Dieses Spiegelbild mag euch womöglich unbekannt sein. Es mag euch sogar überraschen. Seht genau hin – habt keine Angst. Ihr werdet erkennen, dass eure eigene wahre Natur frei von den Makeln und Schönheitsfehlern ist, die eure Sicht vorübergehend trüben. Durch Selbstkritik konzentriert man sich irgendwann so sehr auf die eigenen Schwächen, dass man keine Hoffnung mehr hat, die eigenen Makel loszuwerden; doch die simple Wahrheit lautet, dass alles, was euren Geist heimsucht, vergänglich ist. Flüchtig. Euer Bewusstsein kann ebenso wenig wie Wasser dauerhaft verschmutzt werden.

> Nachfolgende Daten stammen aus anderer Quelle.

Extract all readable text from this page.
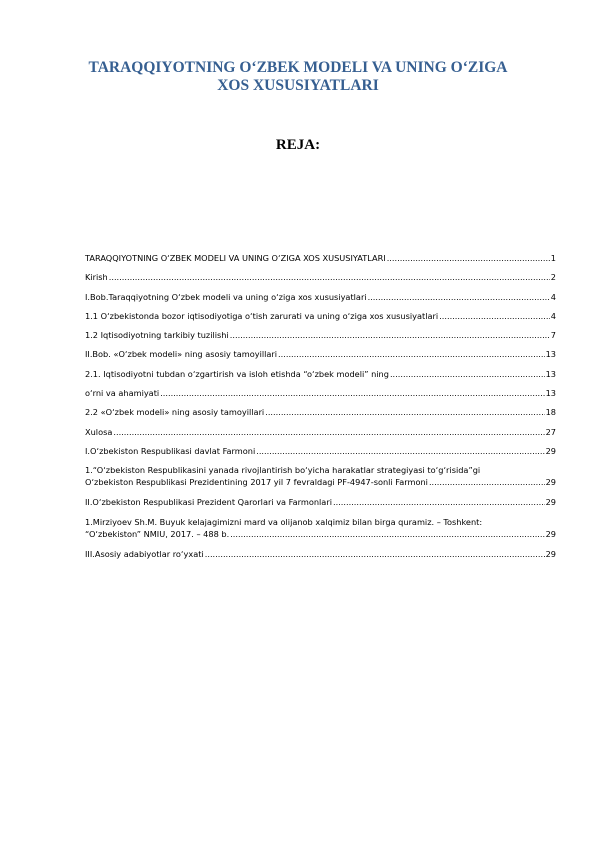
TARAQQIYOTNING O‘ZBEK MODELI VA UNING O‘ZIGA
XOS XUSUSIYATLARI
REJA:
TARAQQIYOTNING O‘ZBEK MODELI VA UNING O‘ZIGA XOS XUSUSIYATLARI .....	1
Kirish .....	2
I.Bob.Taraqqiyotning O‘zbek modeli va uning o‘ziga xos xususiyatlari .....	4
1.1 O‘zbekistonda bozor iqtisodiyotiga o‘tish zarurati va uning o‘ziga xos xususiyatlari .....	4
1.2 Iqtisodiyotning tarkibiy tuzilishi .....	7
II.Bob. «O‘zbek modeli» ning asosiy tamoyillari .....	13
2.1. Iqtisodiyotni tubdan o‘zgartirish va isloh etishda “o‘zbek modeli” ning .....	13
o‘rni va ahamiyati .....	13
2.2 «O‘zbek modeli» ning asosiy tamoyillari .....	18
Xulosa .....	27
I.O‘zbekiston Respublikasi davlat Farmoni .....	29
1.“O‘zbekiston Respublikasini yanada rivojlantirish bo‘yicha harakatlar strategiyasi to‘g‘risida”gi
O‘zbekiston Respublikasi Prezidentining 2017 yil 7 fevraldagi PF-4947-sonli Farmoni .....	29
II.O‘zbekiston Respublikasi Prezident Qarorlari va Farmonlari .....	29
1.Mirziyoev Sh.M. Buyuk kelajagimizni mard va olijanob xalqimiz bilan birga quramiz. – Toshkent:
“O‘zbekiston” NMIU, 2017. – 488 b. .....	29
III.Asosiy adabiyotlar ro‘yxati .....	29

Wie ihr auf den folgenden Seiten erfahren werdet, lautet die tröstliche Wahrheit, dass die beständigen Eigenschaften eures Geistes womöglich nicht die sind, die ihr dafür haltet. In Wahrheit ist euer Bewusstsein grenzenlos und strahlend. Jeder Gedanke kann darin aufsteigen, verweilen und wieder vergehen. Sobald ihr tief genug eintaucht, um die manchmal stürmische Oberfläche eures Geistes hinter euch zu lassen, erreicht ihr einen wahren Ozean der Ruhe.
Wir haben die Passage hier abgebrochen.